История великих побед парня из белорусской глубинки: Леонид Тараненко

- 16:36Журнал "Спорт time", Новости

Его судьба – это история великих побед парня из белорусской глубинки, пролитых им литрах пота на тренировках, упертости и веры в себя, борьбы за медали и за жизнь. Подробности – в материале корреспондента “Настаўніцкай газеты”.

Очень сильных людей на свете, казалось бы, немало, олимпийских чемпионов среди штангистов тоже хватает. Но запредельные, поражающие воображение веса поднимают над головой немногие, и достижение, установленное на исходе 1988-го в австралийской Канберре белорусом Леонидом Тараненко и зафиксированное в Книге рекордов Гиннесса (266 кг в толчке!), оставалось непревзойденным 33 с лишним (!) года.

Легендарный атлет успешно штурмовал все самые престижные пьедесталы, выиграл летние Игры-1980 в Москве, в 1992-м взял «серебро» в Барселоне, причем в двух разных тяжелых весовых категориях, не раз побеждал на всесоюзных, мировых и континентальных первенствах, став напоследок чемпионом Европы в 40 лет.
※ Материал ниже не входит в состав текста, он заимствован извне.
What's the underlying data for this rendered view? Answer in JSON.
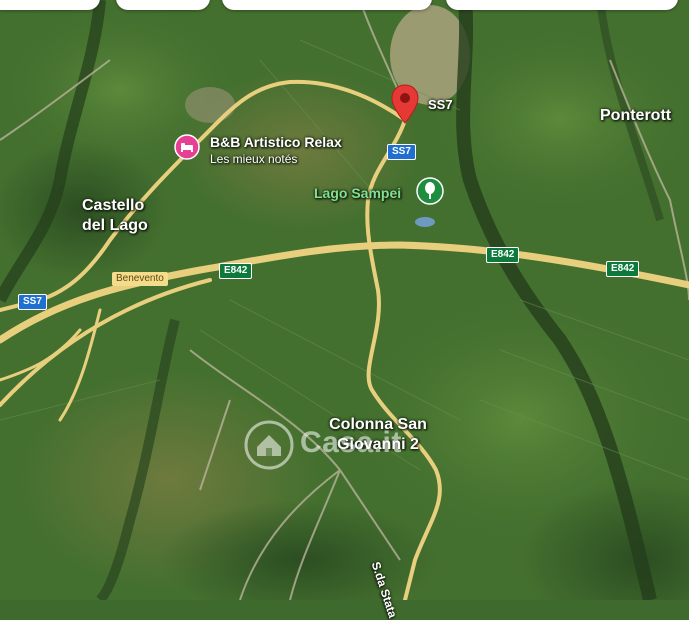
{
  "map": {
    "place_labels": {
      "castello_line1": "Castello",
      "castello_line2": "del Lago",
      "ponterotto": "Ponterott",
      "colonna_line1": "Colonna San",
      "colonna_line2": "Giovanni 2"
    },
    "road_shields": {
      "ss7_top": "SS7",
      "ss7_mid": "SS7",
      "ss7_left": "SS7",
      "e842_a": "E842",
      "e842_b": "E842",
      "e842_c": "E842"
    },
    "city_tag": "Benevento",
    "street_label": "S.da Stata",
    "poi": {
      "name": "B&B Artistico Relax",
      "subtitle": "Les mieux notés"
    },
    "lake": "Lago Sampei",
    "pin_label": "SS7",
    "watermark": "Casa.it",
    "colors": {
      "road": "#e8cf7e",
      "pin": "#e53935",
      "poi_pink": "#e63f93",
      "park_green": "#1e8e3e",
      "e_shield": "#0d7a3c",
      "ss_shield": "#1e6fd0"
    },
    "icons": {
      "pin": "map-pin-icon",
      "poi": "hotel-bed-icon",
      "lake": "park-icon",
      "watermark": "house-logo-icon"
    }
  }
}
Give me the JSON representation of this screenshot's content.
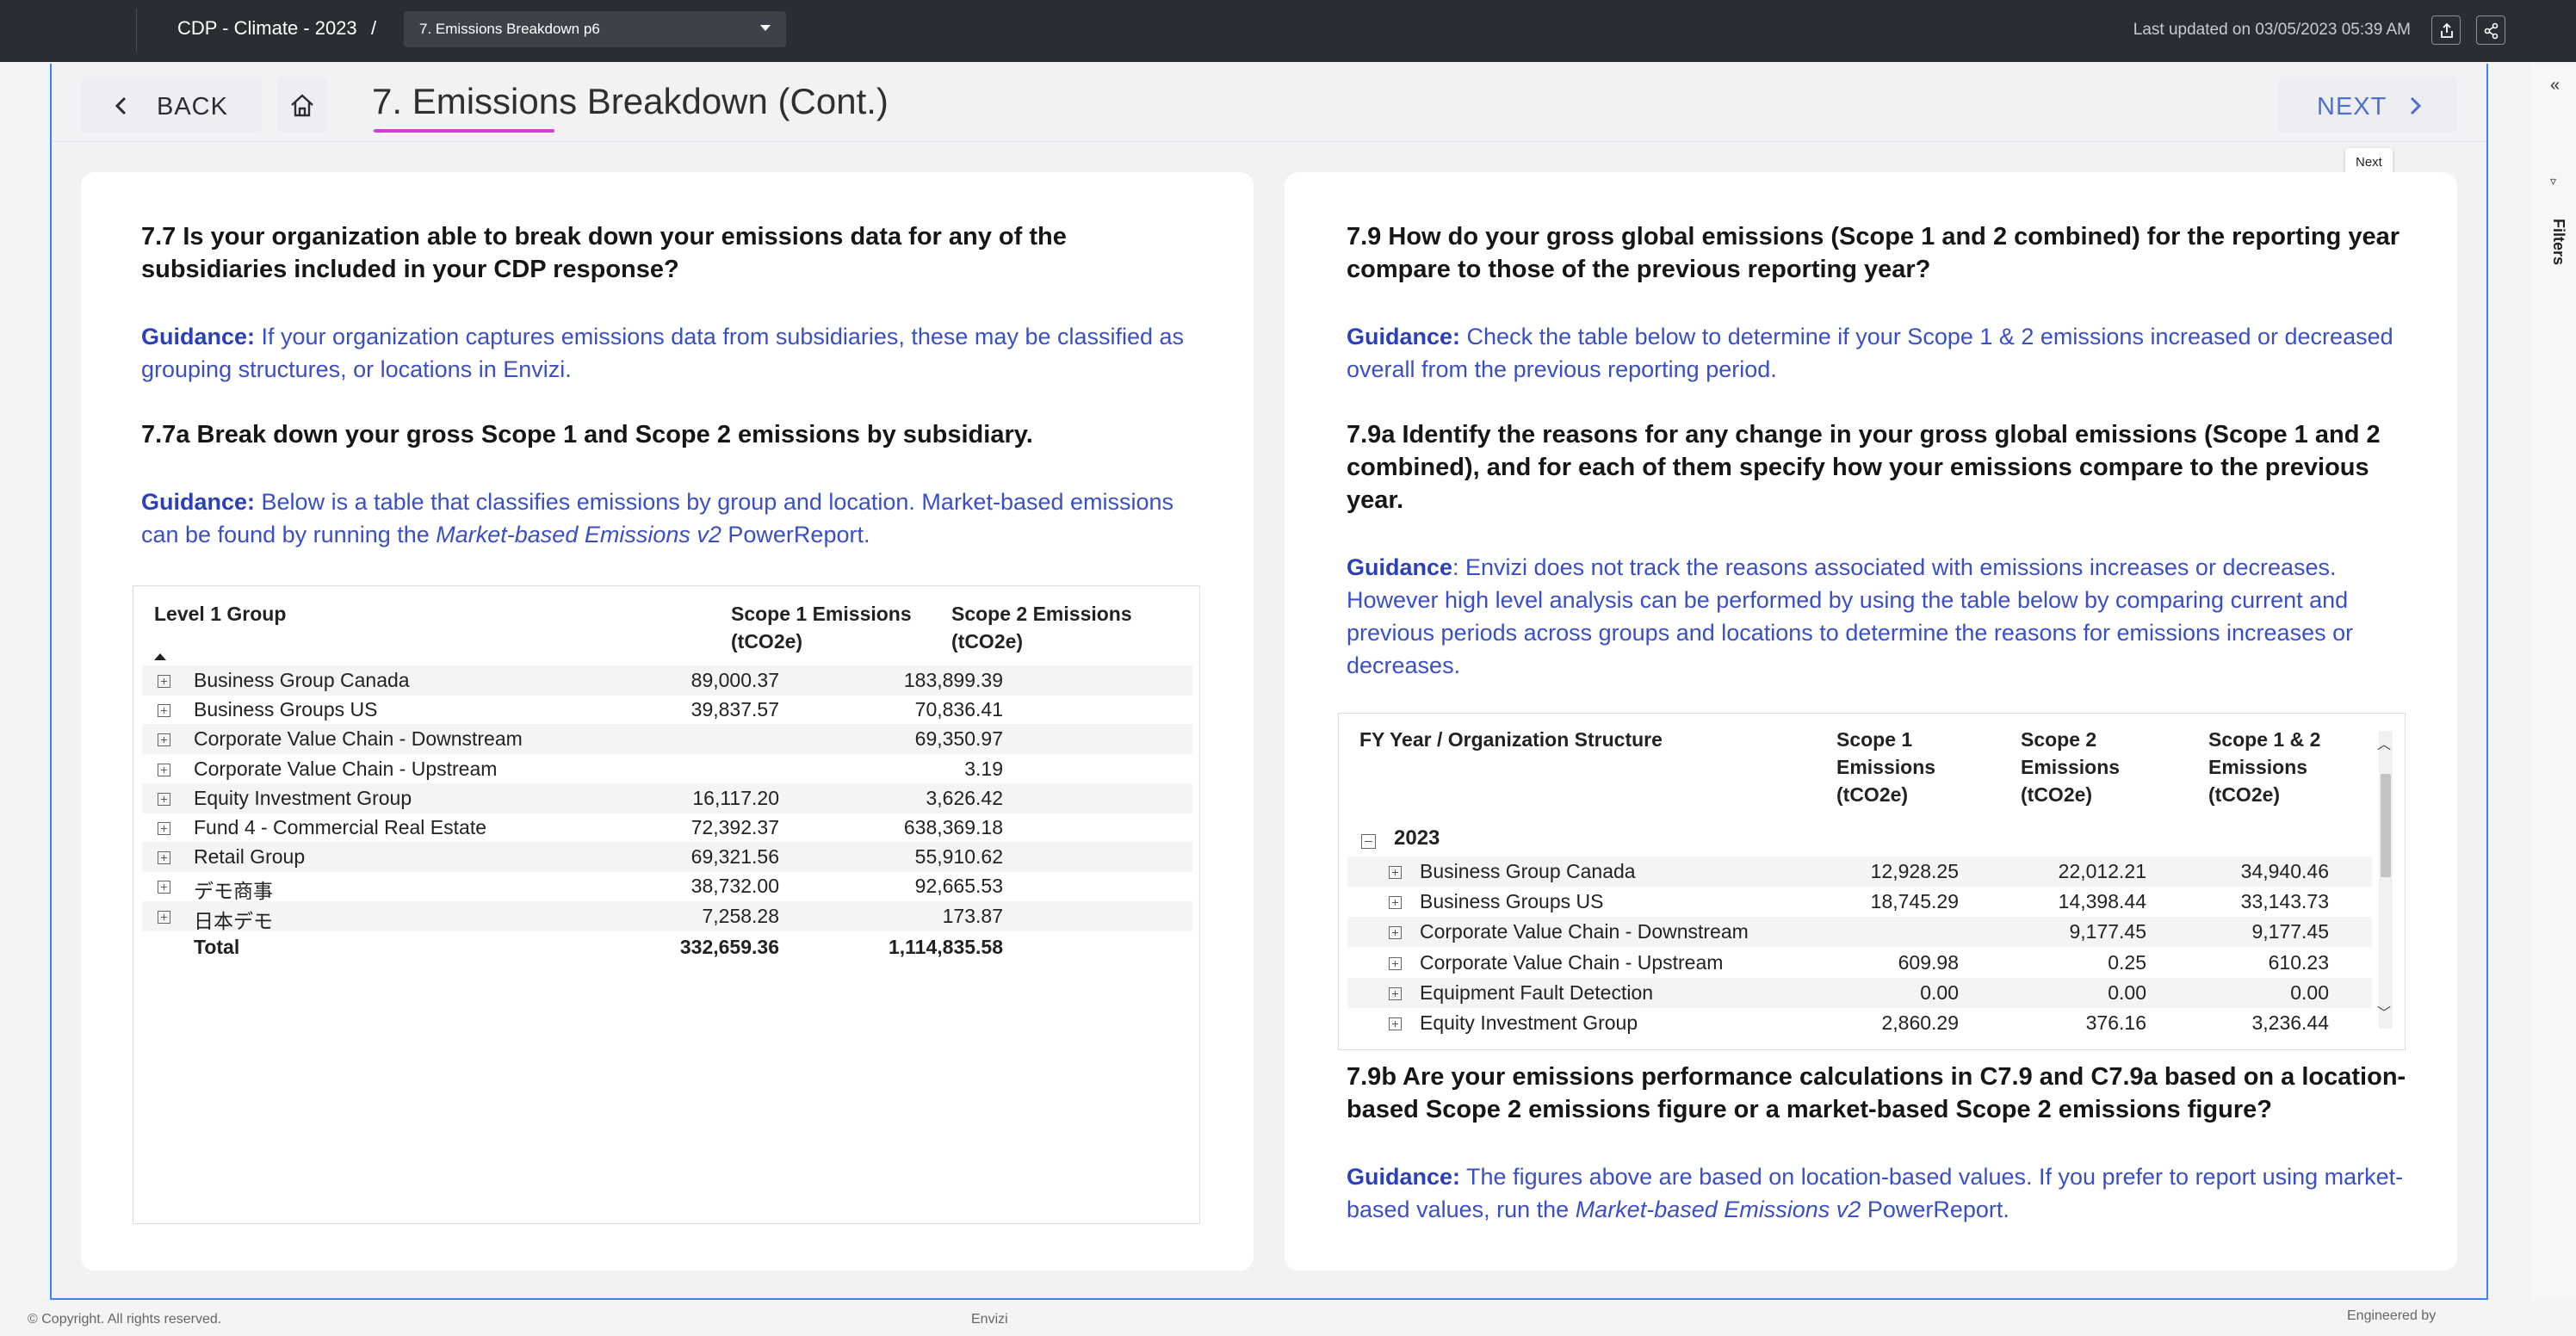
{
  "topbar": {
    "breadcrumb": "CDP - Climate - 2023",
    "separator": "/",
    "page_select": "7. Emissions Breakdown p6",
    "last_updated": "Last updated on 03/05/2023 05:39 AM",
    "icons": [
      "export-icon",
      "share-icon"
    ]
  },
  "header": {
    "back_label": "BACK",
    "title": "7. Emissions Breakdown (Cont.)",
    "next_label": "NEXT",
    "next_tooltip": "Next",
    "underline_color": "#d63cd6",
    "next_color": "#4c6fd6"
  },
  "filters": {
    "label": "Filters"
  },
  "left": {
    "q77": "7.7 Is your organization able to break down your emissions data for any of the subsidiaries included in your CDP response?",
    "g77_label": "Guidance:",
    "g77_text": " If your organization captures emissions data from subsidiaries, these may be classified as grouping structures, or locations in Envizi.",
    "q77a": "7.7a Break down your gross Scope 1 and Scope 2 emissions by subsidiary.",
    "g77a_label": "Guidance:",
    "g77a_text1": " Below is a table that classifies emissions by group and location. Market-based emissions can be found by running the ",
    "g77a_italic": "Market-based Emissions v2",
    "g77a_text2": " PowerReport.",
    "table": {
      "headers": [
        "Level 1 Group",
        "Scope 1 Emissions (tCO2e)",
        "Scope 2 Emissions (tCO2e)"
      ],
      "h1": "Level 1 Group",
      "h2a": "Scope 1 Emissions",
      "h2b": "(tCO2e)",
      "h3a": "Scope 2 Emissions",
      "h3b": "(tCO2e)",
      "rows": [
        {
          "name": "Business Group Canada",
          "s1": "89,000.37",
          "s2": "183,899.39"
        },
        {
          "name": "Business Groups US",
          "s1": "39,837.57",
          "s2": "70,836.41"
        },
        {
          "name": "Corporate Value Chain - Downstream",
          "s1": "",
          "s2": "69,350.97"
        },
        {
          "name": "Corporate Value Chain - Upstream",
          "s1": "",
          "s2": "3.19"
        },
        {
          "name": "Equity Investment Group",
          "s1": "16,117.20",
          "s2": "3,626.42"
        },
        {
          "name": "Fund 4 - Commercial Real Estate",
          "s1": "72,392.37",
          "s2": "638,369.18"
        },
        {
          "name": "Retail Group",
          "s1": "69,321.56",
          "s2": "55,910.62"
        },
        {
          "name": "デモ商事",
          "s1": "38,732.00",
          "s2": "92,665.53"
        },
        {
          "name": "日本デモ",
          "s1": "7,258.28",
          "s2": "173.87"
        }
      ],
      "total": {
        "name": "Total",
        "s1": "332,659.36",
        "s2": "1,114,835.58"
      }
    }
  },
  "right": {
    "q79": "7.9 How do your gross global emissions (Scope 1 and 2 combined) for the reporting year compare to those of the previous reporting year?",
    "g79_label": "Guidance:",
    "g79_text": " Check the table below to determine if your Scope 1 & 2 emissions increased or decreased overall from the previous reporting period.",
    "q79a": "7.9a Identify the reasons for any change in your gross global emissions (Scope 1 and 2 combined), and for each of them specify how your emissions compare to the previous year.",
    "g79a_label": "Guidance",
    "g79a_text": ": Envizi does not track the reasons associated with emissions increases or decreases. However high level analysis can be performed by using the table below by comparing current and previous periods across groups and locations to determine the reasons for emissions increases or decreases.",
    "q79b": "7.9b Are your emissions performance calculations in C7.9 and C7.9a based on a location-based Scope 2 emissions figure or a market-based Scope 2 emissions figure?",
    "g79b_label": "Guidance:",
    "g79b_text1": " The figures above are based on location-based values. If you prefer to report using market-based values, run the ",
    "g79b_italic": "Market-based Emissions v2",
    "g79b_text2": " PowerReport.",
    "table": {
      "h1": "FY Year / Organization Structure",
      "h2": [
        "Scope 1",
        "Emissions",
        "(tCO2e)"
      ],
      "h3": [
        "Scope 2",
        "Emissions",
        "(tCO2e)"
      ],
      "h4": [
        "Scope 1 & 2",
        "Emissions",
        "(tCO2e)"
      ],
      "year": "2023",
      "rows": [
        {
          "name": "Business Group Canada",
          "s1": "12,928.25",
          "s2": "22,012.21",
          "s12": "34,940.46"
        },
        {
          "name": "Business Groups US",
          "s1": "18,745.29",
          "s2": "14,398.44",
          "s12": "33,143.73"
        },
        {
          "name": "Corporate Value Chain - Downstream",
          "s1": "",
          "s2": "9,177.45",
          "s12": "9,177.45"
        },
        {
          "name": "Corporate Value Chain - Upstream",
          "s1": "609.98",
          "s2": "0.25",
          "s12": "610.23"
        },
        {
          "name": "Equipment Fault Detection",
          "s1": "0.00",
          "s2": "0.00",
          "s12": "0.00"
        },
        {
          "name": "Equity Investment Group",
          "s1": "2,860.29",
          "s2": "376.16",
          "s12": "3,236.44"
        }
      ]
    }
  },
  "footer": {
    "copyright": "© Copyright. All rights reserved.",
    "brand": "Envizi",
    "engineered": "Engineered by"
  },
  "colors": {
    "guidance_text": "#3a4fc6",
    "topbar_bg": "#2a2d34",
    "frame_border": "#3b82f6"
  }
}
А попробовав тренерского хлебушка, поработал даже в Индии и помог своей подопечной Карнам Маллешвари завоевать первую «женскую» олимпийскую награду для ее огромной страны.

Гладиаторы на помосте

Леонид, ваш уникальный рекорд в толчке, продержавшийся свыше 30 лет, вы установили, если не ошибаюсь, на турнире «Кубок супертяжеловесов»?

Да, в декабре 1988 г. в Канберре. Этот коммерческий турнир по традиции проходил ежегодно с 1985-го в Австралии, организатором был большой энтузиаст «железной игры» итальянец Пол Кофа, такой энергичный «массовик-затейник». Вместе со мной в тот раз выходили на помост Александр Курлович, Юрий Захаревич, кто-то из болгарских штангистов и еще несколько именитых атлетов, выступавших в самых тяжелых весовых категориях.

Мы бились, как гладиаторы, хотя, откровенно говоря, львиную долю призовых забирал Всесоюзный спорткомитет, ведь нас фактически посылали туда по разнарядке зарабатывать валюту. За 1 место давали 10000 долларов, за 2-е и 3-е поменьше, но тоже неплохие деньги. Мы, атлеты, имели право получить не более 500 инвалютных рублей, в то время это равнялось примерно 800 баксам.

Эти соревнования пользовались популярностью?

– Тяжелая атлетика в то время вообще была очень популярным видом спорта, да и сейчас, думаю, таковым остается. Мы, помимо соревнований в спортзале, поднимали штангу на импровизированных помостах в ресторанах, в больших, заполненных публикой залах, где сидели за огромными столами джентльмены во фраках и дамы в вечерних платьях. В мое время, не знаю, как сейчас, в Германии существовала профессиональная тяжелоатлетическая лига, спортсмены там тоже ведь зарабатывали деньги, а не сражались за грамоты.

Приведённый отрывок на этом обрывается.